On September 29, 2008, the GPO suspended the free trial, "pending an evaluation" of the program. Swartz's actions were subsequently investigated by the FBI. The case was closed after two months with no charges filed. Swartz learned the details of the investigation after filing a FOIA request with the FBI, and described their response as the "usual mess of confusions that shows the FBI's lack of sense of humor."
At a 2013 memorial for Swartz, Malamud recalled their work with PACER. They brought millions of U.S. District Court records out from behind PACER's "pay wall", he said, and found them full of privacy violations, including medical records and the names of minor children and confidential informants.
A more detailed account of his collaboration with Swartz on the PACER project appears in an essay on Malamud's website.
Writing in Ars Technica, Timothy Lee, who later made use of the documents obtained by Swartz as a co-creator of RECAP, offered some insight into discrepancies in reports on how much data Swartz downloaded: "In a back-of-the-envelope calculation a few days before the offsite crawl was shut down, Swartz guessed he got around 25 percent of the documents in PACER. The New York Times similarly reported Swartz had downloaded "an estimated 20 percent of the entire database". Based on the facts that Swartz downloaded 2.7million documents while PACER, at the time, contained 500 million, Lee concluded that Swartz downloaded less than one percent of the database.
Progressive Change Campaign Committee
In 2009, wanting to learn about effective activism, Swartz helped launch the Progressive Change Campaign Committee.

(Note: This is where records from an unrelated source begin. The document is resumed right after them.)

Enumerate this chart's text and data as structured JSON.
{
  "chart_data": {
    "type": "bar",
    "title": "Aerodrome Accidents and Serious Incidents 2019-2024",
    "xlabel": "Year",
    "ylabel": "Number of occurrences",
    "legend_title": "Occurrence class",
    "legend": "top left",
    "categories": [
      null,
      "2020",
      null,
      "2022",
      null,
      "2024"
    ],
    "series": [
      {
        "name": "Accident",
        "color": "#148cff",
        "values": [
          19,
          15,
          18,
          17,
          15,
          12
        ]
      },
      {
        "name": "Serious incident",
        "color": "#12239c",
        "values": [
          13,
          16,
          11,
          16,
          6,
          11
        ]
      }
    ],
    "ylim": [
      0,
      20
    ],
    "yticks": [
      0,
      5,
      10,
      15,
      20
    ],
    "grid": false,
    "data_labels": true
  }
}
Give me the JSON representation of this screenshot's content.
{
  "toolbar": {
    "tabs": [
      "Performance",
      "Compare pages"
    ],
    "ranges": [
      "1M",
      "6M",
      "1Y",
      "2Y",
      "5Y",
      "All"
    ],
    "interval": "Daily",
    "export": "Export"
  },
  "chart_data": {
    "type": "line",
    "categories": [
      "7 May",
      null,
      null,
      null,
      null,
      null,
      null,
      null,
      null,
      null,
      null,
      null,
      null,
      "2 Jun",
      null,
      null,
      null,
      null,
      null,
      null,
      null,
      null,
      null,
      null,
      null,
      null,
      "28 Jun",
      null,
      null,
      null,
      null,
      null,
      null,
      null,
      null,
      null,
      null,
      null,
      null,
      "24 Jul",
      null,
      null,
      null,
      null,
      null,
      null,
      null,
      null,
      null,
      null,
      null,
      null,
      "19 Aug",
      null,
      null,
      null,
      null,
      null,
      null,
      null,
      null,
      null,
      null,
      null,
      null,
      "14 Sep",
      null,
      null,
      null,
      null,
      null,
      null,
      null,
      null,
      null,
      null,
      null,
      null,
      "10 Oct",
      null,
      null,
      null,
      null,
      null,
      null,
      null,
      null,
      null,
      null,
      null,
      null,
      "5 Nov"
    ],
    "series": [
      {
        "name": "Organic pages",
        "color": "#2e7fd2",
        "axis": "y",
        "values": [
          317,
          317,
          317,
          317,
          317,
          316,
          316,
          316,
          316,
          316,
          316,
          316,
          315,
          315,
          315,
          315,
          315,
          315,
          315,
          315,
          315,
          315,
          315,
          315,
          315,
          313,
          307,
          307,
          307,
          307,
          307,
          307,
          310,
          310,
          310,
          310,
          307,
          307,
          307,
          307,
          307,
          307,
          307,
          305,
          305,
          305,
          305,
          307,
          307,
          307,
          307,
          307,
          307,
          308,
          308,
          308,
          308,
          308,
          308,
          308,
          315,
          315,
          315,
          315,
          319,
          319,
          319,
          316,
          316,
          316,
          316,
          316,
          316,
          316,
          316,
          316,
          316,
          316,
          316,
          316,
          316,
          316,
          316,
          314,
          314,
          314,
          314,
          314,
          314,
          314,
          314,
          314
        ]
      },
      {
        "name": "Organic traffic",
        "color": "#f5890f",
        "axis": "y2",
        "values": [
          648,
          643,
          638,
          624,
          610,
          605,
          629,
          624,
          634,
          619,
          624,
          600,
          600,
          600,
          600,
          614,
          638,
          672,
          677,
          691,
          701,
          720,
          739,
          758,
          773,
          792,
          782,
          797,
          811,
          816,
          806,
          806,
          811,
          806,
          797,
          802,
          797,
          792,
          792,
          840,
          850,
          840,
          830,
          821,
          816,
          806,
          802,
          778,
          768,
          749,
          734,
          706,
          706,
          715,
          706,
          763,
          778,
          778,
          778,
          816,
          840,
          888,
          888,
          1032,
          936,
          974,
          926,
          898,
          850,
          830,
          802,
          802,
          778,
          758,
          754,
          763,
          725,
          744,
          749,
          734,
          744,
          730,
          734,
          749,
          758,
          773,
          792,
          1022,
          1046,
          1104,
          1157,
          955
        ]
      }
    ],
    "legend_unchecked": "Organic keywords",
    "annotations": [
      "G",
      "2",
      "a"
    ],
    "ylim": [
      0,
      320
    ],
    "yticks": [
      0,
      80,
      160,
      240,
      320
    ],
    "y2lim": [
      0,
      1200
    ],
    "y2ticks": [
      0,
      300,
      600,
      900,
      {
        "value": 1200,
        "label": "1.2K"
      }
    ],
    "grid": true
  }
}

He wrote in his blog: "I spend my days experimenting with new ways to get progressive policies enacted and progressive politicians elected." He led the first activism event of his career with the Progressive Change Campaign Committee, delivering thousands of "Honor Kennedy" petition signatures to Massachusetts legislators, asking them to fulfill former Senator Ted Kennedy's last wish by appointing a senator to vote for healthcare reform.Demand Progress
In 2010, Swartz co-founded Demand Progress, a political advocacy group that organizes people online to "take action by contacting Congress and other leaders, funding pressure tactics, and spreading the word" about civil liberties, government reform, and other issues.During academic year 2010–11, Swartz conducted research studies on political corruption as a Lab Fellow in Harvard University's Edmond J. Safra Research Lab on Institutional Corruption.
Author Cory Doctorow, in his novel Homeland, "drew on advice from Swartz in setting out how his protagonist could use the information now available about voters to create a grass-roots anti-establishment political campaign." In an afterword to the novel, Swartz wrote: "These political hacktivist tools can be used by anyone motivated and talented enough.... Now it's up to you to change the system.... Let me know if I can help."